Когда возница есаула вторично отказался раздевать покойника. Макитра вылез сам, стянул с закостеневшего трупа не только кафтан, но и жилетку, а от повозки отломил ось и бросил в рыдван под ноги.
— Видали, пане Федор, как хлопы распаскудились? Воротит его от покойников! Ты, хлоп, еще рад будешь такому кафтану, когда начнешь светить голым телом. Думает, как раздобыл сорочку, так уже и паном стал, на всю жизнь хватит. Видно, бог внял нашим молитвам, что Хмель не пустил голытьбу на Варшаву, ведь побьет шляхту — так уж обязательно и за нас возьмется... Да ты спишь, пане Федор?
— Неможется мне, — ответил Федор Гладкий. — Хоть бы до Киева дотянуть.
— Слыхал, через три дня будем в Киеве. Говорил ведь тебе, выпей стакан оковитой с порохом. Для меня это первое лечение: полмеры горилки, полмеры пороху, выпил — и на печку...
— А где же эта печь, если вторые сутки ни одного дыма не видно.
— Это правда: разогнали жителей, а сколько народу оказачилось! Теперь хлопа, верно, и силой не заставишь снова работать на пана. А кто сеять будет? А что есть будем? Может, еще и нам придется бросать Украину и идти за хлебом.
— Московский царь разрешил черкассцам покупать в России хлеб и соль без пошлин.
— О, смилостивился!
— Хмель посылал просить.
— Все подлаживается, все виляет перед Московией. А мы не хотим! Теперь король польский будет за нас, может еще и со шляхтой уравняет. А что мне может дать царь московский? А отобрать — отберет!
— Я тоже так думаю.
— А что он, Хмельницкий?
— Народ, говорит, так хочет...
— А разве казацкая старшина — не народ? Многие ведь не согласятся! Пусть только голытьба расползется, мы ему тогда не то запоем!.. Чего тебе?
За дверцу кареты уцепился изможденный парубок, у которого на исхудалом, почерневшем лице только глаза блестели.
— Добрый пане, я уж, видно, не дойду... Довоевался... Дозвольте, я немножечко, хоть на приступке...
— А кто тебя неволил воевать? Много вас таких. Оборвешь сукно!
Парубок не выпускал дверцы из посиневших пальцев и продолжал спотыкаться рядом с каретой.
— Не ради себя воевал...
— А ты чего рот разинул? Подгони коней! — раздраженно бросил Макитра вознице.
Карета закачалась на выбоинах, голова парубка то исчезала, то появлялась в окошке, а когда ее уже не стало видно, Макитра обернулся.
— Шлепнулся. Вишь, каких наплодил Хмель на нашу голову!
— Я думаю, — отозвался Гладкий из угла, — Хмель еще и сам пожалеет: для таких, как этот голодранец, мы все — богатеи-толстосумы, хотя и православные. А теперь, когда набили морду вельможным, можно будет и нам голос подать. — Гладкий посмотрел на продрогшего возницу и наклонился ближе к Макитре: — Когда были послы к гетману из Львова, один тайком подсунул мне кое-что...

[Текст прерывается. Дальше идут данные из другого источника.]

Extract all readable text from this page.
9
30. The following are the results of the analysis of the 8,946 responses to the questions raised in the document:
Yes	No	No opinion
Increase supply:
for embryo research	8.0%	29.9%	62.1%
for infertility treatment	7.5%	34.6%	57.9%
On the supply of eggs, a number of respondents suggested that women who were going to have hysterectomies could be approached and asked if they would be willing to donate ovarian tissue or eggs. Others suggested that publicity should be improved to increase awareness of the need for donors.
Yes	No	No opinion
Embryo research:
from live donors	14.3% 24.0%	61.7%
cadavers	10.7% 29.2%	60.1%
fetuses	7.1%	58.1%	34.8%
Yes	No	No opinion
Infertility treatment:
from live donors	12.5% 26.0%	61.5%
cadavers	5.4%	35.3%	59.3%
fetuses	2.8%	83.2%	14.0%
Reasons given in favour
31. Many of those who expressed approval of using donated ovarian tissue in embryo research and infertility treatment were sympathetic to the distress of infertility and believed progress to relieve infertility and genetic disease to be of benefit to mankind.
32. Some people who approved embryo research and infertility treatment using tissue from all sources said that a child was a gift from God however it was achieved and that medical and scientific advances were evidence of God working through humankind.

— Подсунул? — Макитра наклонился еще ближе. — Что же он подсунул?
— Привилей!
— Привилей?
— Привилей!
Макитра откинулся в самый угол кареты и выпучил глаза на полковника.
— От короля?
— От короля. Не будешь дураком — и ты можешь получить.
Теперь уже Макитра выглянул в окно и потом всем телом подался к Гладкому.
— Где, скажи, как? Ты же знаешь, мы были послушны королю и будем!.. Тебе что — маеток? Или шляхетство? Мне хотя бы мельницы да пруды пана Смяровского... Его же, благодарение богу, укокошили.
— Перво-наперво надо от Хмельницкого отступиться.
— А, леший с ним! Что он мне, этот Хмель, — сват или брат, или его Украина будет меня кормить? Хоть сегодня!
— Ну, об этом побеседуем в другом месте. Что-то морозит меня... Может, и еще кого-нибудь уговоришь... Дело верное.
— А ты молчал, пане полковник!
— Береженого бог бережет, пане есаул!
— Понимаю... Вот только Максим Кривонос возле него. Уж такие родные стали, что куда там!
— Говорят, ему хуже, Максиму... Открой окошко, душно стало.
— Баба с возу — кобыле легче... И мне что-то душно.
Максим Кривонос после ранения у стен бернардинского монастыря был на волосок от смерти: пуля, пущенная рукой монаха, попала под сердце. Он не сдавался. Но к ране прибавилась еще и хворость.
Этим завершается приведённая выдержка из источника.